Since Cole Gillespie and Stefan Romero both bat from the right side and M’s need batters right handed bats, they are likely to stay, though Romero batting .204 could find himself in Tacoma when Saunders returns. The outfielder most in danger is Endy Chavez hitting .224. He is one of those bench players who always seems to find different ways to contribute and that could keep him in Seattle. Tough call either way for Jackie Z and Lloyd McClendon.
Logan Morrison would have been the odd man out with Smoak’s return. Morrison was hitting .164 in 61 at bats, but Monday night against Boston went 4-4 with 2 homers, raising his average to .215. With McClendon, if you are hot you play, so Morrison would DH when Smoak returns. Smoak is batting .208 with 7 homers and 29 rbis. He is an excellent defensive player at first, but for every hot week he has, Smoak has three weeks of abject, rally floundering futility. He is a favorite of Jackie Z which means Mariner fans will suffer through the 2014 season. He will be a free agent at the end of the season and if he is resigned Mariner fans should boycott Safeco Field.
When Hart returns that means Jesus Montero will head back to Tacoma. Montero is 4 for 14 with a homer. He is the fallback should Hart struggle when he returns. Hart was hitting .209 with 5 homers an 17 rbis in 37 games. As an injury plagued player that makes Montero an important bat to keep warm with the Rainiers. Even if send down, he is likely to return.
Jackie Z and McClendon have some difficult decisions to make. Chavez, Montero, and who?
There are car nuts who love shopping at wrecking yards for car parts. I am a baseball nut, not a car nut, but I assume it is cheaper to buy parts on the scrap heap then at an auto parts store. The Mariners remind me of wrecking yard shoppers. This offseason they signed Logan Morrison and Corey Hart, both of whom missed significant time last season with injuries. They came off the scrap heap. Today they are both on the disabled list.
Last season the Mariners tried Aaron Harang and Jeremy Bonderman from the pitchers scrap heap. They also gave Michael Morse and Jason Bay a shot. None of them worked out. Now they have signed Xavier Nady, a right handed hitter.
Nady has played for eight teams; the Padres, Mets, Pirates, Yankees, Cubs, D-Backs, Nationals, and Giants. He is in extended spring training and will be assigned to Tacoma to get some at bats.
Manger Lloyd McClendon refers to Nady as a professional. That is a true statement because baseball players who are paid are professionals. McClendon said Nady got off to slow start with the Padres, his second tour of duty with them. He hit .135 in 22 games before being released. But he only hit .240 in 19 games with the Giants in 2013 and .157 in 2012 with Washington in 40 games. Nady is 35 and clearly on the downside of an average career.

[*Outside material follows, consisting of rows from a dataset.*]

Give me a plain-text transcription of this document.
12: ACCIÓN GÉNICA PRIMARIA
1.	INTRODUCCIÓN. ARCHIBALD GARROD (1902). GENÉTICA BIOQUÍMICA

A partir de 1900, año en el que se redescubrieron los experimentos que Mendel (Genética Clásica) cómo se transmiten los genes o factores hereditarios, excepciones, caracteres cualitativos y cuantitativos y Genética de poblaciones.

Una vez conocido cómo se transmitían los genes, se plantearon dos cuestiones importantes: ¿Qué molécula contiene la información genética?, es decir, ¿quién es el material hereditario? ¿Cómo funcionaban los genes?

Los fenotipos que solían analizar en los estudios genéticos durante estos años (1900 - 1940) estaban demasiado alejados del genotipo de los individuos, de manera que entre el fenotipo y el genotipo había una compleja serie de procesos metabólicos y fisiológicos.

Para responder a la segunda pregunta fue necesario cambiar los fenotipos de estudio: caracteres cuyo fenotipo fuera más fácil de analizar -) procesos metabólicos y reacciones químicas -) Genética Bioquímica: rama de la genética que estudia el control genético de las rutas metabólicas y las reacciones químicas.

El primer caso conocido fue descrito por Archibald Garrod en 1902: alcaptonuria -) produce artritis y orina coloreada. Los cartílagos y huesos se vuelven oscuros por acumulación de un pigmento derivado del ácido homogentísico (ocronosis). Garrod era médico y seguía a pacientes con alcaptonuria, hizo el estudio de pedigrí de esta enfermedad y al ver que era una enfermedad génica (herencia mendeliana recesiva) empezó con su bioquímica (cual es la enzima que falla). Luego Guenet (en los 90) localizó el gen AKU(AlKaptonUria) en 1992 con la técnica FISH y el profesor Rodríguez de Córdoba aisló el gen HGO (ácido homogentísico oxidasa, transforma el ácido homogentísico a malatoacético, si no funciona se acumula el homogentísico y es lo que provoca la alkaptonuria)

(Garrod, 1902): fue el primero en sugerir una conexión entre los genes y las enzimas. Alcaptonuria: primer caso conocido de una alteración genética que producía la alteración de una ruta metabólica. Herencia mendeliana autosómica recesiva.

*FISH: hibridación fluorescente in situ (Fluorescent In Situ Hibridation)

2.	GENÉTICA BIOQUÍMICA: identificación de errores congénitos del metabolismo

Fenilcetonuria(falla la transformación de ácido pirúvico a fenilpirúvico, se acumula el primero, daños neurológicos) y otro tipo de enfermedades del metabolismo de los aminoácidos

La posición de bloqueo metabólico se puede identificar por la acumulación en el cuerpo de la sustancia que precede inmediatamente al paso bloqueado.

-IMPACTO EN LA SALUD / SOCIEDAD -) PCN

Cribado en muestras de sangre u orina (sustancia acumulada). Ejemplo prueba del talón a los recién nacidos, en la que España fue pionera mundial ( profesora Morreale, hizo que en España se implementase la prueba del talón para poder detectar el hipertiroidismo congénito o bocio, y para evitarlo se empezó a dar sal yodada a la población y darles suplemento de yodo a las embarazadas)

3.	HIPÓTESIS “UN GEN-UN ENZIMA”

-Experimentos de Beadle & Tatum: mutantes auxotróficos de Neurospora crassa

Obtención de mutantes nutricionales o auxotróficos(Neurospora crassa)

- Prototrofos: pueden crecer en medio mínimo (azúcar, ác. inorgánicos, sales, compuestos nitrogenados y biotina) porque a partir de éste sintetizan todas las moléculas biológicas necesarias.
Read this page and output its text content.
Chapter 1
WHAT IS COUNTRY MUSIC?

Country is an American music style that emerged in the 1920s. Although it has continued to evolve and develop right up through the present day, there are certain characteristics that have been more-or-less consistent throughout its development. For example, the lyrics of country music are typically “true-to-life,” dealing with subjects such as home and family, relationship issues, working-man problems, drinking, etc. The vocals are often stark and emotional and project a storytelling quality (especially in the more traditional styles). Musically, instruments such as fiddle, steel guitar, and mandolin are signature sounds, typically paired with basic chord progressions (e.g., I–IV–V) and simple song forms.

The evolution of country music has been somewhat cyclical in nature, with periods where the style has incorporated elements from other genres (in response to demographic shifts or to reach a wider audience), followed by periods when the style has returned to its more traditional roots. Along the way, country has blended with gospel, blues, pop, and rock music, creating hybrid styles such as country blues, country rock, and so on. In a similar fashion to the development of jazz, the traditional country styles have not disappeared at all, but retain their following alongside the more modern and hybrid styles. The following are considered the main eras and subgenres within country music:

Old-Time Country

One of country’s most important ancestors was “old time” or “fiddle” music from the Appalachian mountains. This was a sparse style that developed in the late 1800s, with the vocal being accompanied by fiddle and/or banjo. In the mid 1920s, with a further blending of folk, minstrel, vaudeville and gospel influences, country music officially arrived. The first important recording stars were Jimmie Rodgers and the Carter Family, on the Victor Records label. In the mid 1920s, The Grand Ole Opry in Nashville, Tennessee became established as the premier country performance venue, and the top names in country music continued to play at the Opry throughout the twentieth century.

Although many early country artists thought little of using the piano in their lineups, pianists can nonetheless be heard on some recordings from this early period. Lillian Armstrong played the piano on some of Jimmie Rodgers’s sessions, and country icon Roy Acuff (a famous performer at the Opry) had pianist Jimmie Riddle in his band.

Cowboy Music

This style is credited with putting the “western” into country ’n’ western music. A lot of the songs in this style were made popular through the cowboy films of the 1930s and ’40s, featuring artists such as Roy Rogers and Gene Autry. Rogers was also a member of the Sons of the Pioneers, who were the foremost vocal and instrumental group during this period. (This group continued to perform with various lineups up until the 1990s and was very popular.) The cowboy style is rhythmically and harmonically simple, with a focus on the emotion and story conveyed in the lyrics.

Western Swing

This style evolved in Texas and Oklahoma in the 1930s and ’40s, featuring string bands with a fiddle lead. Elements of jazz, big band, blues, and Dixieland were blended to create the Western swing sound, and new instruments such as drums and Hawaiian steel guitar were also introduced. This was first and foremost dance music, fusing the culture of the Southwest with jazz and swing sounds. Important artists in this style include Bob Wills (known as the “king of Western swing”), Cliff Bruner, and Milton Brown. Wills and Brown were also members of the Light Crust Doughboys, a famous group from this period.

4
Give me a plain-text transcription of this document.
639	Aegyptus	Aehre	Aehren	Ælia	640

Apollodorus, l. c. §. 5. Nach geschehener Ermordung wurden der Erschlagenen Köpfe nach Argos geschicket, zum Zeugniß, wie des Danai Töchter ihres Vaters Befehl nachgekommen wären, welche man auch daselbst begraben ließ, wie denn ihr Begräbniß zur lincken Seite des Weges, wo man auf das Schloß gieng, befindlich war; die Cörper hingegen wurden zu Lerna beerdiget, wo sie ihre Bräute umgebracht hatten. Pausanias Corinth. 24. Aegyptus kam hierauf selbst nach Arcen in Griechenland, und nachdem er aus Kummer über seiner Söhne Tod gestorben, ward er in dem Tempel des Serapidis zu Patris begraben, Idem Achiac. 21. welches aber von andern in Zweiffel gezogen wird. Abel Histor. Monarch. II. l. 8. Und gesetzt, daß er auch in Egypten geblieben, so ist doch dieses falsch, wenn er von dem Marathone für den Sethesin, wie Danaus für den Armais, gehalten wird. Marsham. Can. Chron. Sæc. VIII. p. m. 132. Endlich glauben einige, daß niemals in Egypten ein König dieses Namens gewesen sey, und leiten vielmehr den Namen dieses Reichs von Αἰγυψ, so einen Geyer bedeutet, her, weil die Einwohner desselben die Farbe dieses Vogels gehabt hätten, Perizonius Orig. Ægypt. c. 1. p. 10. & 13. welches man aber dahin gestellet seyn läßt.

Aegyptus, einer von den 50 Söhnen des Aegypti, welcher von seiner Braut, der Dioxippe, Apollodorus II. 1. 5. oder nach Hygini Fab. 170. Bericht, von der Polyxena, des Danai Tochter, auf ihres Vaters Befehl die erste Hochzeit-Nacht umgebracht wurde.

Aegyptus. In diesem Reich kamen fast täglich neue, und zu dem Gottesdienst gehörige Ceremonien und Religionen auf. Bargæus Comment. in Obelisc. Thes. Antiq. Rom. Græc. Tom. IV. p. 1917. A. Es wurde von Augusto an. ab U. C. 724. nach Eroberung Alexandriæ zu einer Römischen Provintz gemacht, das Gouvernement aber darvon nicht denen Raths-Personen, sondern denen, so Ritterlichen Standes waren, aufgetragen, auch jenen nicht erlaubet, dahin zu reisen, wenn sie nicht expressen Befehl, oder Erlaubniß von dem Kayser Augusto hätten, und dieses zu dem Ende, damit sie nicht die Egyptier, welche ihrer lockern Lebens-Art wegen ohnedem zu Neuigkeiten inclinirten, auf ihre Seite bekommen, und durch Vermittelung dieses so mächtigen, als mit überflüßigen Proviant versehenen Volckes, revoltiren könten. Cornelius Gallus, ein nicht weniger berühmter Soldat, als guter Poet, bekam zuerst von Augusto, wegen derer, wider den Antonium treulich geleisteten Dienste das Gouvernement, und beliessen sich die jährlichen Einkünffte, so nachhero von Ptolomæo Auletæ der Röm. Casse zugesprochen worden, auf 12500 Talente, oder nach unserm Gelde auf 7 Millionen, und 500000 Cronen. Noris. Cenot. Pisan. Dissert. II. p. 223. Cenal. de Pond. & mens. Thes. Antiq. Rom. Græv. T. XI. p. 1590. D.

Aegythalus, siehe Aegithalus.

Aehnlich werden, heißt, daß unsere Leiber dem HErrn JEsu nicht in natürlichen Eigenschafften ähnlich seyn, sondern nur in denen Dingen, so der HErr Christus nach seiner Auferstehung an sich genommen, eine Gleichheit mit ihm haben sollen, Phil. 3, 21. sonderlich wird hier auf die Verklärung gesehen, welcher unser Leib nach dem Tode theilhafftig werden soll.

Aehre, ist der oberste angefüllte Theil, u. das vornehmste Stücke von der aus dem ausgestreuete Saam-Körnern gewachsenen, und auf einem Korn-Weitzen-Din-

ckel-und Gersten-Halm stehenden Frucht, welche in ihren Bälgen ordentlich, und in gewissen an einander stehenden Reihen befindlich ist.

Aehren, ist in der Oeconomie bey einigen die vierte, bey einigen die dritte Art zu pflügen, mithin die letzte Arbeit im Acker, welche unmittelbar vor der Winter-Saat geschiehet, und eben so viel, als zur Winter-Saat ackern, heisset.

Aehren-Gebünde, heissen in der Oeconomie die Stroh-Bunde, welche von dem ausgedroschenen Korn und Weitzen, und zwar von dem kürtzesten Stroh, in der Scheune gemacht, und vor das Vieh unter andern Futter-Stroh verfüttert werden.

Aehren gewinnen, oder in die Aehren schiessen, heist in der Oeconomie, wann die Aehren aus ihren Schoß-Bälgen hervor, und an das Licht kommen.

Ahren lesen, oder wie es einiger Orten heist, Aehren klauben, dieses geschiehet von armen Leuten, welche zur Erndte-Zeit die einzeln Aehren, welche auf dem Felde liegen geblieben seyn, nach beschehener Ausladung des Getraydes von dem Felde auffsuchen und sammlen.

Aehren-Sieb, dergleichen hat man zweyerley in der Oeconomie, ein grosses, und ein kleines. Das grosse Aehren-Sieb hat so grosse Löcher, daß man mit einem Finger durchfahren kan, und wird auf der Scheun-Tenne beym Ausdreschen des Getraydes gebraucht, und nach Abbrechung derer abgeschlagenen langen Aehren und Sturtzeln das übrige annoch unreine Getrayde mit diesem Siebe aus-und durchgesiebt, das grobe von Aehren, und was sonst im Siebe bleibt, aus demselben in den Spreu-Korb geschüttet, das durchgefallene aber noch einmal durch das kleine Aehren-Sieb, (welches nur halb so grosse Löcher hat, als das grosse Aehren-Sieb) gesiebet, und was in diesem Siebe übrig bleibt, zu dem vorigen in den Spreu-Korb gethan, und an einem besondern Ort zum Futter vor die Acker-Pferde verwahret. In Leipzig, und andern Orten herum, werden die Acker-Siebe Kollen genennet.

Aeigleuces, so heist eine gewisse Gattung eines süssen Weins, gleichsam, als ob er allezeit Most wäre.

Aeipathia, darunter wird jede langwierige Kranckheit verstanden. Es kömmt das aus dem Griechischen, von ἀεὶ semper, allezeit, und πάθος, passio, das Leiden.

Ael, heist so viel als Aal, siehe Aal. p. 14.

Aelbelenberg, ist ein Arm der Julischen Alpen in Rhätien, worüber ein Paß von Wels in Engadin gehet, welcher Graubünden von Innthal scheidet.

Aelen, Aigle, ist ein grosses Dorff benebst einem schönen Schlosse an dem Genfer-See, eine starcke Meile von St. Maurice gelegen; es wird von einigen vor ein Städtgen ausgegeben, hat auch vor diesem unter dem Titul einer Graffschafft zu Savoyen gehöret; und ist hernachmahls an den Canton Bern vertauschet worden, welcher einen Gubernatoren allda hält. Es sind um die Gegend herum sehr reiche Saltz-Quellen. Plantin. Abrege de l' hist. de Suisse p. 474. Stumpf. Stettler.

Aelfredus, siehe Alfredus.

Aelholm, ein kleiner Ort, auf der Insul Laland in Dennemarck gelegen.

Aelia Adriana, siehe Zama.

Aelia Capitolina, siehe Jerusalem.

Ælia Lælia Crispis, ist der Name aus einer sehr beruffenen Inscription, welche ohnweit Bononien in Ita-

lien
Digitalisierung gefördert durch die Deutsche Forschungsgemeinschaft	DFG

Hart missed all of 2013 and went he went on the DL he was hitting .209 with 5 homers. He might return around the all-star game. Morrison hit .150 in 8 games before straining his right hamstring. He is currently rehabbing in Tacoma and is 7-21 (.333) with a homer run. At the moment the wrecking yard sale hasn’t helped. But Chris Young who missed all of 2013 and only pitched in four games in both 2010 and 2011, after starting 20 in 2012 and who has not won more than 4 games since 2008 when he won seven with San Diego is 4-2 with a 3.30 ERA.
I doubt if Nady makes it to Seattle will be any better. The Mariners favorite thing is to say, it can’t hurt, it’s worth a shot. But how many true bargains to you get at a wrecking yard?